Approvato in conferenza di servizi il progetto di fattibilità della Città metropolitana di Venezia che prevede la realizzazione di una rotatoria tra via Malcontenta SP24 e via Padana SR11, di una pista ciclopedonale sul lato est di via Padana SR11 oltre ad una pista ciclopedonale in via delle Macchine a Marghera nel territorio del Comune di Venezia.
Gli interventi sono coerenti e collegati all’attuazione dei piani ciclabili della Regione Veneto, della Città metropolitana di Venezia e del Comune di Venezia e rientrano nel Progetto n. 2 bis dell'Accordo di programmazione per la riconversione e la riqualificazione industriale di Porto Marghera. Un progetto che si sviluppa sulla scorta di quanto approvato dal Commissario Delegato per la gestione dei fanghi di dragaggio dei canali di grande navigazione e la riqualificazione ambientale, paesaggistica, idraulica e viabilistica dell'area di Venezia-Malcontenta Marghera.
L’obiettivo delle opere sarà quello di migliorare la mobilità e la sicurezza degli spostamenti sul lato est di Marghera e di garantire la sicurezza degli spostamenti casa-lavoro.
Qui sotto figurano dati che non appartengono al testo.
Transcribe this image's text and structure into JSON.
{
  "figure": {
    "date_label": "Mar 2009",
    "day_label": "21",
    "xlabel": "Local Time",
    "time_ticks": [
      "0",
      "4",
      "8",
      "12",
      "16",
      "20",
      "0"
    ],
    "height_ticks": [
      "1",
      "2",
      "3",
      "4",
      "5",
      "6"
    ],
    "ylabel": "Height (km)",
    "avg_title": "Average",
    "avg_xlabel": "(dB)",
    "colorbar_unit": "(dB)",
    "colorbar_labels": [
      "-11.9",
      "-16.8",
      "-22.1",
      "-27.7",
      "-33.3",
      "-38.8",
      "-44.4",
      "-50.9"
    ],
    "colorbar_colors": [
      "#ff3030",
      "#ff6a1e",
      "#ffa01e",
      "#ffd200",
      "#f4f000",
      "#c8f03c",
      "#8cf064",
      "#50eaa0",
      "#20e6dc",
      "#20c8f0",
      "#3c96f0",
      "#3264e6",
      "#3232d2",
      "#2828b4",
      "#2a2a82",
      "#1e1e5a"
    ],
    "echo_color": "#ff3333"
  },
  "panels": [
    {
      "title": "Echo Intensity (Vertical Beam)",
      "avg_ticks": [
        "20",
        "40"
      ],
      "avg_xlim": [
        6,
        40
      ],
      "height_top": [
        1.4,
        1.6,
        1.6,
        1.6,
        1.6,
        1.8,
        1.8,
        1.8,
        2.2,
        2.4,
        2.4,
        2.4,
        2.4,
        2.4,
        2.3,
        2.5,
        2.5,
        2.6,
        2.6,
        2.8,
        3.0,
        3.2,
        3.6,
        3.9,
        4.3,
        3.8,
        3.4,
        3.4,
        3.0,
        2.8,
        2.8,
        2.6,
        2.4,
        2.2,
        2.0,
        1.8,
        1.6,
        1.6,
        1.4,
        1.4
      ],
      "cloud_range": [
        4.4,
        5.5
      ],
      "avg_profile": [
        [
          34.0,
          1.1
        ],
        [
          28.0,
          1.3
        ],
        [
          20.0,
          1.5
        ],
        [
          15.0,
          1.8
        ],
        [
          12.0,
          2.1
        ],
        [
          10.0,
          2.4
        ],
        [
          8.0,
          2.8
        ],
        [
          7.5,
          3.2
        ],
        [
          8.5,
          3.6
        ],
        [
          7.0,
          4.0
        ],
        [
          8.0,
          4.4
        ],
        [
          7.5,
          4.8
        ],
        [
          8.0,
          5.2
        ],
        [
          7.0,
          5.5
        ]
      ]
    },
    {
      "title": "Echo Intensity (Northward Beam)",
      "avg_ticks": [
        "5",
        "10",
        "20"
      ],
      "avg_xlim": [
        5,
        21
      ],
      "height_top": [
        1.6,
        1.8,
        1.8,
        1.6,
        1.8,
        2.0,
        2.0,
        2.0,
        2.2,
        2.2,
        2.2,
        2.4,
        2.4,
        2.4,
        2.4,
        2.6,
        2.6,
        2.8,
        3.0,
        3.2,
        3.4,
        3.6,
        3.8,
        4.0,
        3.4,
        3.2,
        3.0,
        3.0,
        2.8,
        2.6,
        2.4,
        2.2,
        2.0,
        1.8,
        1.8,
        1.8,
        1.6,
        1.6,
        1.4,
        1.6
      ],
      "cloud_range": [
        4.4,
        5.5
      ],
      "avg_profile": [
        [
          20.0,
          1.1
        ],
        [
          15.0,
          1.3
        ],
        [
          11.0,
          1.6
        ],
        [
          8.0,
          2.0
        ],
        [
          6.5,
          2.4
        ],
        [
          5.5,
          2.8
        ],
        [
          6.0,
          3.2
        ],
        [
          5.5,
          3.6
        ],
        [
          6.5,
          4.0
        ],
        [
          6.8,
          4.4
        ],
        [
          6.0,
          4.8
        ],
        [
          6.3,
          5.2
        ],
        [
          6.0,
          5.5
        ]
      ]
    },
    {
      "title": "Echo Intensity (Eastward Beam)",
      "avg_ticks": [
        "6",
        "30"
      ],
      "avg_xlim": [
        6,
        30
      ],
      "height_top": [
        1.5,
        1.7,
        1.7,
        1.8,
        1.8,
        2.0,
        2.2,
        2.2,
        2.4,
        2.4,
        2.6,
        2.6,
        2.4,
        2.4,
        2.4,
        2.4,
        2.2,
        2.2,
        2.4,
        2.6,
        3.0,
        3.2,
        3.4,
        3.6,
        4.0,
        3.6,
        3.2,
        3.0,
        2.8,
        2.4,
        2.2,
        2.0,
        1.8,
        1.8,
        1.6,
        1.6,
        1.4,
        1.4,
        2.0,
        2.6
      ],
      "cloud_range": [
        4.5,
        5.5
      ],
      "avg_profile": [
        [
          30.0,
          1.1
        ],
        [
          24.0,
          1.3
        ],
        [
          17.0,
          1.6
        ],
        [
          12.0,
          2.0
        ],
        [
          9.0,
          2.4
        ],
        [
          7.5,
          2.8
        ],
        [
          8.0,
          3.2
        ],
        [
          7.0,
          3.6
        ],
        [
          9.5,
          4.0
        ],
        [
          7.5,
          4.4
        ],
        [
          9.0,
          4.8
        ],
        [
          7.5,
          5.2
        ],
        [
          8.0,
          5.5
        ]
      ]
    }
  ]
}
La progettazione, vista la presenza del traffico pesante che insiste in quell’area, intende risolvere le criticità dell’intersezione viabilistica fra via Malcontenta SP24 e via Padana SR11 grazie alla nuova rotatoria disegnata e con un nuovo percorso ciclo-pedonale lungo via Padana superando così il problema attuale dell’interruzione del percorso tra via Malcontenta e via dell’Avena. La nuova viabilità ciclopedonale, inoltre, consentirà di aumentare la sicurezza tra la Città Giardino e le aree a est di via dell’Elettricità, quali la Piscina comunale, Fincantieri, la Macroisola-Vega/via Torino, i Pili, Parco san Giuliano e Ponte della Libertà-Venezia.
Il progetto ha un valore di 5,2 milioni di euro come quadro economico complessivo.
I prossimi step saranno la realizzazione del progetto esecutivo entro il 30 settembre, l’affidamento dei lavori entro fine anno e l’esecuzione dei lavori entro il 31/12/2027.
“Il progetto di fattibilità studiato dalla Città metropolitana punta a risolvere un nodo viabilistico strategico per la viabilità di Porto Marghera e il Comune di Venezia e mette al primo punto la sicurezza – spiega il sindaco metropolitano Simone Venturini – Si tratta di un intervento che rientra in un più ampio progetto collegato anche alla riconversione dell’area industriale, condiviso con la Regione e concordato con il territorio, con la Municipalità di Marghera che è il primo avamposto per il dialogo con il territorio e con i cittadini. Grazie a queste opere si amplierà anche la rete ciclopedonale non solo del Comune di Venezia ma dell’intero percorso metropolitano: l’obiettivo è proprio quello di unire i tratti comunali del territorio favorendo così i collegamenti ed evitando il passaggio promiscuo in zone ad alta densità di traffico come nel caso di Porto Marghera”.